Quién sabe cuántos terroristas está infiltrando ahora el Estado Islámico entre los refugiados?, se preguntan hoy muchos; entre ellos mi quiosquero cuando voy a comprar la prensa del día en busca de informaciones más detalladas sobre lo ocurrido en París.

Es también la pregunta que se hacen los tertulianos en esos programas televisivos en los que se habla de todo sin llegar al fondo de nada y en los que unos interrumpen continuamente a otros como si pretendiera tener siempre razón quien más grita.

En mis paseos por el centro de Madrid he podido ver los dos últimos días cómo policías nacionales pedían documentación a más de un joven de aspecto magrebí aunque no llevasen una mochila o algún bulto sospechoso. ¿Tenían acaso «perfiles» de potenciales terroristas? Uno diría que son reacciones instintivas, casi inevitables en situaciones como las que vivimos ahora y ya vivimos antes a raíz de otros atentados en el corazón de Europa, como los de Londres o Madrid.

Si existe ya en muchas partes una desconfianza profunda hacia la población magrebí o en general musulmana, esa actitud de aprensión, de suspicacia va sin duda a aumentar con lo ocurrido ahora.

Y muchos inocentes de piel más oscura que la nuestra volverán a sentirse de pronto señalados, y aumentará la sensación de agravio que sienten ya en muchos casos.

Pero ¿No es eso precisamente, esa sensación de agravio colectivo, de discriminación, lo que buscan fomentar los terroristas entre la población musulmana que vive entre nosotros, a veces, como ocurre en Francia, en barrios convertidos en guetos? ¿No es ése el mejor caldo de cultivo a la hora de reclutar a nuevos «mártires» de su criminal causa?

Lo ocurrido en la capital francesa, lo que puede volver a suceder en cualquier momento en cualquier otro lugar de Europa, es, digámoslo claro, lo que se vive prácticamente todos los días en Irak, en Siria, en Afganistán, en todos esos países que por acción u omisión hemos dejado convertirse en otros tantos Estados fallidos.

Estamos en cualquier caso ya tan acostumbrados a esas matanzas que ya prácticamente no nos conmueven y , sin embargo, tendríamos que reflexionar también sobre el grito que los supervivientes de las masacres parisinas dicen haber escuchado a los terroristas que actuaron allí: «Os vamos a hacer lo que nos hacéis en Siria».

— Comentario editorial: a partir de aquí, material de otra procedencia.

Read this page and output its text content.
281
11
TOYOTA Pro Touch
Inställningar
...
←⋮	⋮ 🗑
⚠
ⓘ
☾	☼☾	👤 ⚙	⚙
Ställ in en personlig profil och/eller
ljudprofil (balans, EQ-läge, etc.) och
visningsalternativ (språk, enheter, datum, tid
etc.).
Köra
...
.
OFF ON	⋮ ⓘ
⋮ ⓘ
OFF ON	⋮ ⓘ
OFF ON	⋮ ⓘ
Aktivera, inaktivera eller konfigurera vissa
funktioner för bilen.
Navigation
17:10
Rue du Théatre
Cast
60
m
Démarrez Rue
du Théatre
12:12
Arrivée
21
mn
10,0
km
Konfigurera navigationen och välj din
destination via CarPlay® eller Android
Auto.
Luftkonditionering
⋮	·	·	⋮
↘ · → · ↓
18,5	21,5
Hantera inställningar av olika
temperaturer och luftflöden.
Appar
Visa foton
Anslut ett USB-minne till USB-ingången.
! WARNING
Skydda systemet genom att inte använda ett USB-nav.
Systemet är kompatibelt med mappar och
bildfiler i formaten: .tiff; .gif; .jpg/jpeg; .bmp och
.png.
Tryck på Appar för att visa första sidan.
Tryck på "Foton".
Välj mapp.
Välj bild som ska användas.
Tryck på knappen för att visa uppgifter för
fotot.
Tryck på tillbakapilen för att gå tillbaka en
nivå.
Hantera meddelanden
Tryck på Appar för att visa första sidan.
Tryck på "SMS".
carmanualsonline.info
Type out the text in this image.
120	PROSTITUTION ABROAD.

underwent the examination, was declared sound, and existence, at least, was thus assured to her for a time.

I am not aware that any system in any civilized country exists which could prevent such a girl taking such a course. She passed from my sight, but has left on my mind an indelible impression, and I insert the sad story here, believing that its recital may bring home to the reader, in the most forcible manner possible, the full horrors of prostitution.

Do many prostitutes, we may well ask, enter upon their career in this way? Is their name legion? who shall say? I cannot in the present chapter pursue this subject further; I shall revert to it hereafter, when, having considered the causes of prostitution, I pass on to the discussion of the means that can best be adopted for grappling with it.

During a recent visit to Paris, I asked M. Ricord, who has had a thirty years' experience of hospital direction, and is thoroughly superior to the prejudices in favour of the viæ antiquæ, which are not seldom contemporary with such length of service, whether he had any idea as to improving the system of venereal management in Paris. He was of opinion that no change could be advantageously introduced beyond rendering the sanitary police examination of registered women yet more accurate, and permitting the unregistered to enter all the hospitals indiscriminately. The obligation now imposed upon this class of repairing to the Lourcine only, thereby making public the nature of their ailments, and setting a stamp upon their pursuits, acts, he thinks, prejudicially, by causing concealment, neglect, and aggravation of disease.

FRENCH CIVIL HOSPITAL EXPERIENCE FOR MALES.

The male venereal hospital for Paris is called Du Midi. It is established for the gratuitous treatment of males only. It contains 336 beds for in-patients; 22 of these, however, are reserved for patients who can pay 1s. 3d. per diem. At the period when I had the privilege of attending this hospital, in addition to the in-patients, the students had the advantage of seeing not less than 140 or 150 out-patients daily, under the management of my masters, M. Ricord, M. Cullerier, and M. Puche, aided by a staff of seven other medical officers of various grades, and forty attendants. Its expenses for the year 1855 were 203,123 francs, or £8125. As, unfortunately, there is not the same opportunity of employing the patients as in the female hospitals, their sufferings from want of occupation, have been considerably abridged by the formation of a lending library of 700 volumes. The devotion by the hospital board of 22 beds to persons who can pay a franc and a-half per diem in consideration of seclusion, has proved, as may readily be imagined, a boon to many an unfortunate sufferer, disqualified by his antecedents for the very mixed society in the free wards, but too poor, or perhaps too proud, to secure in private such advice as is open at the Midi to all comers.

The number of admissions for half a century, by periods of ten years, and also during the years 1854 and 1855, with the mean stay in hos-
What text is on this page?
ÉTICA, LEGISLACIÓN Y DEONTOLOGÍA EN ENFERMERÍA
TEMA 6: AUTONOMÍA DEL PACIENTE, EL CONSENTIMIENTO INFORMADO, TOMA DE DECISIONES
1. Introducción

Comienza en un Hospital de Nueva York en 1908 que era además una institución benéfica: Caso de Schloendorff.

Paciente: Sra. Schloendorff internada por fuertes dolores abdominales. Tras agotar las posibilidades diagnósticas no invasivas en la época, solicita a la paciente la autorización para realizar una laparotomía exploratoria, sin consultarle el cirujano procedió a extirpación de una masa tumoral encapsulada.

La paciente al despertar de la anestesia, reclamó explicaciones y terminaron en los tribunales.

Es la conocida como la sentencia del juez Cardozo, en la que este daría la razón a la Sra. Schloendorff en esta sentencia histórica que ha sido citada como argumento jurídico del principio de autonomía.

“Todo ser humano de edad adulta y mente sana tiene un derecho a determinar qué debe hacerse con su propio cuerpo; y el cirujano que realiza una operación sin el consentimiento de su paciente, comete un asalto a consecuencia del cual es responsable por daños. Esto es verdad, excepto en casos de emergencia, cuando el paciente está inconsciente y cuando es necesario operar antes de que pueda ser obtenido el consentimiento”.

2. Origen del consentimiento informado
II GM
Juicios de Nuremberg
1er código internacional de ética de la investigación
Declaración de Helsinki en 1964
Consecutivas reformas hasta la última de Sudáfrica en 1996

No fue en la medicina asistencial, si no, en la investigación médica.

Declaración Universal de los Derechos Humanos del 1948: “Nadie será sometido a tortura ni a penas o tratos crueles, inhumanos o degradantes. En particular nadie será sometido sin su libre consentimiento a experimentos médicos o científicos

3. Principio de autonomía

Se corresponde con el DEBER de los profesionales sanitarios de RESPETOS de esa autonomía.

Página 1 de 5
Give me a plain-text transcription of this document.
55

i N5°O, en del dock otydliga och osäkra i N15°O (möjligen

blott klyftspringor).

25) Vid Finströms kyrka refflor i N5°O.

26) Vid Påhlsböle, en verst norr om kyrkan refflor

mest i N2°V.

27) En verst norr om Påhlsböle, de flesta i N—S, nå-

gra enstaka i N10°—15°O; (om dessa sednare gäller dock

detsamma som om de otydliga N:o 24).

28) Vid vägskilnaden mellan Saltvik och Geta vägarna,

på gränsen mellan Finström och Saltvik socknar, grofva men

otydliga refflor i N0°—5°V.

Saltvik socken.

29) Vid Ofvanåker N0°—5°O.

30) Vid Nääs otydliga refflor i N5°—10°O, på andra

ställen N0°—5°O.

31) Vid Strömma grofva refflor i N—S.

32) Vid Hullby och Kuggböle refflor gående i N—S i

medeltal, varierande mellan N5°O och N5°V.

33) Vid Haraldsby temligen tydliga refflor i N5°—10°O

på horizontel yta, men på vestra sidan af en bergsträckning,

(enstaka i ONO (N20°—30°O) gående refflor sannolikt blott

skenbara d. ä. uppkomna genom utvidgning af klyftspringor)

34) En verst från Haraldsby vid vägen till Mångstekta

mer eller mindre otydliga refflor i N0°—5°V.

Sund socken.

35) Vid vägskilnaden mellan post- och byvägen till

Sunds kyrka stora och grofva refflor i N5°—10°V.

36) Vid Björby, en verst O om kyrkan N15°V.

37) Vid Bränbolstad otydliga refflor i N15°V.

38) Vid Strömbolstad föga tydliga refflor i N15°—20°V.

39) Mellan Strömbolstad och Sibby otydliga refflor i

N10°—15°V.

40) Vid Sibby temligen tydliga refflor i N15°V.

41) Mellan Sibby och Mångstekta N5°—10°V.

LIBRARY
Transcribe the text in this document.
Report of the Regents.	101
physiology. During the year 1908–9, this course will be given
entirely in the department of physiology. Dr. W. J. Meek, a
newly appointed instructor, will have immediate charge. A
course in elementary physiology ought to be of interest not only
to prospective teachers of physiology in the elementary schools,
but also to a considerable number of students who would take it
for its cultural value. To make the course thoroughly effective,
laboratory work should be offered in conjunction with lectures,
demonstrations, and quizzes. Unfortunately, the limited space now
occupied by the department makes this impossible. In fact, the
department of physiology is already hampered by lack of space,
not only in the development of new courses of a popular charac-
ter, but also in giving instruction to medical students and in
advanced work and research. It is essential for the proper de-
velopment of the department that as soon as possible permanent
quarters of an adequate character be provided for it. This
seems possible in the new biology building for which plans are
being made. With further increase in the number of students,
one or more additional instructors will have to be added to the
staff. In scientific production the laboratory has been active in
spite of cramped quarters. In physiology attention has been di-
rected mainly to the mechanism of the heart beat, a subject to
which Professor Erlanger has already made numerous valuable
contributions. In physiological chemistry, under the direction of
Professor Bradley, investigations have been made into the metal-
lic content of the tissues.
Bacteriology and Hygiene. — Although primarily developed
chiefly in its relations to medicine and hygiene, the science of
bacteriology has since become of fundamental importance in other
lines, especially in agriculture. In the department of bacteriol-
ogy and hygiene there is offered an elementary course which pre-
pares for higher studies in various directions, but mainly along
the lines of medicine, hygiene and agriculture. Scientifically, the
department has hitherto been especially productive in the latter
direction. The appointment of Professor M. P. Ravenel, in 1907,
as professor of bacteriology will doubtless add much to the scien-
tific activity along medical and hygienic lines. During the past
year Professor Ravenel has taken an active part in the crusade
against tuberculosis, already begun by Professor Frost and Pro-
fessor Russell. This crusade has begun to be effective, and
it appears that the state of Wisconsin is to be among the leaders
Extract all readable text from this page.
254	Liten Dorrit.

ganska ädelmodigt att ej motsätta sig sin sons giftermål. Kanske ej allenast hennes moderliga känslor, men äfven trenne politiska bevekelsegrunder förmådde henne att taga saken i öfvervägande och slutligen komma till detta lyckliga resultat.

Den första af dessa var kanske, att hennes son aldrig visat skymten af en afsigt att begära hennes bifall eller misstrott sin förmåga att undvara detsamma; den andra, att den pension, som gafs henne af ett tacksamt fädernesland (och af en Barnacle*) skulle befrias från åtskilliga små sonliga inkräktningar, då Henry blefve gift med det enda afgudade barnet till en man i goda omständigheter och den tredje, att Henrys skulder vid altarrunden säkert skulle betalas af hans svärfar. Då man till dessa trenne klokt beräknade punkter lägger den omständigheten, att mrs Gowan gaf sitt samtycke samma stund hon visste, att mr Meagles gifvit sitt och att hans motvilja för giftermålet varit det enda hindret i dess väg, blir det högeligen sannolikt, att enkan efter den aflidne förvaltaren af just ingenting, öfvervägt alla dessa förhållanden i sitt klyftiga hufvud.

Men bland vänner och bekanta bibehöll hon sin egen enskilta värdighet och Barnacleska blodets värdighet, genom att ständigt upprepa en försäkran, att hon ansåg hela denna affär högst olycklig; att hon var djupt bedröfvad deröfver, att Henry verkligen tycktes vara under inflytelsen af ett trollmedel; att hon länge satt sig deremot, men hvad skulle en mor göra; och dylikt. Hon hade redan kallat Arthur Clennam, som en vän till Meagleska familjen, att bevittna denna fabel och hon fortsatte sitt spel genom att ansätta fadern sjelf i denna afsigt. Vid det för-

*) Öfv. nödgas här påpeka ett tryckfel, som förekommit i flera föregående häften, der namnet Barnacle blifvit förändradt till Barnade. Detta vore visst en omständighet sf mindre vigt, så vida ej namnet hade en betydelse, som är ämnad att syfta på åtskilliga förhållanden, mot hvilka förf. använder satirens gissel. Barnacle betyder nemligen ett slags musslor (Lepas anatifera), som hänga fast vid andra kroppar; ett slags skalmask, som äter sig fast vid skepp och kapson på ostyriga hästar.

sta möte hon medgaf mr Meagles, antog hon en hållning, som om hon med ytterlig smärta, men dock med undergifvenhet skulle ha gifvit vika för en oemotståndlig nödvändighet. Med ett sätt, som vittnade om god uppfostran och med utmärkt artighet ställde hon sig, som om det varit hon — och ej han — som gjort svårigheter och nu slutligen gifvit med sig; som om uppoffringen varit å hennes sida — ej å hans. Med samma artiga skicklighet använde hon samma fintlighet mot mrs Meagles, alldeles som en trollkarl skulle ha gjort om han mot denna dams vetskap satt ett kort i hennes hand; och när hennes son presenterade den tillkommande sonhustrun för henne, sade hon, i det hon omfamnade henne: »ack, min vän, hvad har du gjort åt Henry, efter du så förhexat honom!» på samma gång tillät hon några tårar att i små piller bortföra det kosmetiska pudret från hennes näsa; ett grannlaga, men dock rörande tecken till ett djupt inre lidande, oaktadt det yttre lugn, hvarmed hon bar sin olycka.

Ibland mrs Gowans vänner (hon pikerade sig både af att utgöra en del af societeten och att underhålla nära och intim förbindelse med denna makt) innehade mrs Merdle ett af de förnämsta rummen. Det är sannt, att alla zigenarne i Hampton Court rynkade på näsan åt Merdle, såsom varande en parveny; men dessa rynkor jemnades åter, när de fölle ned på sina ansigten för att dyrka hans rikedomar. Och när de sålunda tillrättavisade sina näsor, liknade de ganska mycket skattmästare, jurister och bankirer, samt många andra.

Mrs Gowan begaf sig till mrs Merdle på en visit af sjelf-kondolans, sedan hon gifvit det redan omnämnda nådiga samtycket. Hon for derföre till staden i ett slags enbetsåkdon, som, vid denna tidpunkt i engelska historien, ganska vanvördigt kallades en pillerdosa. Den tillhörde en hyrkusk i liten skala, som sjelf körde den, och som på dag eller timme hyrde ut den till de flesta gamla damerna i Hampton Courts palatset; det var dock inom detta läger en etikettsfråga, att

Jóvenes que, según las crónicas de los corresponsales, hablaban un francés perfecto, es decir que vivían e incluso habían nacido en ese país y se habían fanatizado seguramente a través de las redes sociales.

Inevitablemente, esas nuevas masacres darán más argumentos a los partidos de extrema derecha como el de Marine Le Pen en Francia y a gobiernos xenófobos como el húngaro de Viktor Orban, y ofrecerán nuevos pretextos, si es que les hacían falta, a quienes buscan anteponer la seguridad a la libertad. Pero ¿No es eso precisamente lo que en su locura asesina buscan los terroristas?

A imitación de lo que hizo el presidente George W. Bush tras los atentados del 11 de septiembre contra las torres gemelas neoyorquinas, el francés François Hollande se apresuró a calificar la masacre parisina de «acto de guerra» mientras que su ministro del Interior, Manuel Valls, prometía «aplastar a Daesh».

Sin embargo, habría que preguntarse si, en esa guerra desigual y tan diferente de todas las anteriores, están los gobiernos occidentales -y sus opiniones públicas­- preparados para enviar a tropas a luchar sobre el terreno contra los yihadistas o si seguirán limitándose aquéllos a bombardear desde el aire como hasta ahora sin preocuparse demasiado de posibles «víctimas colaterales».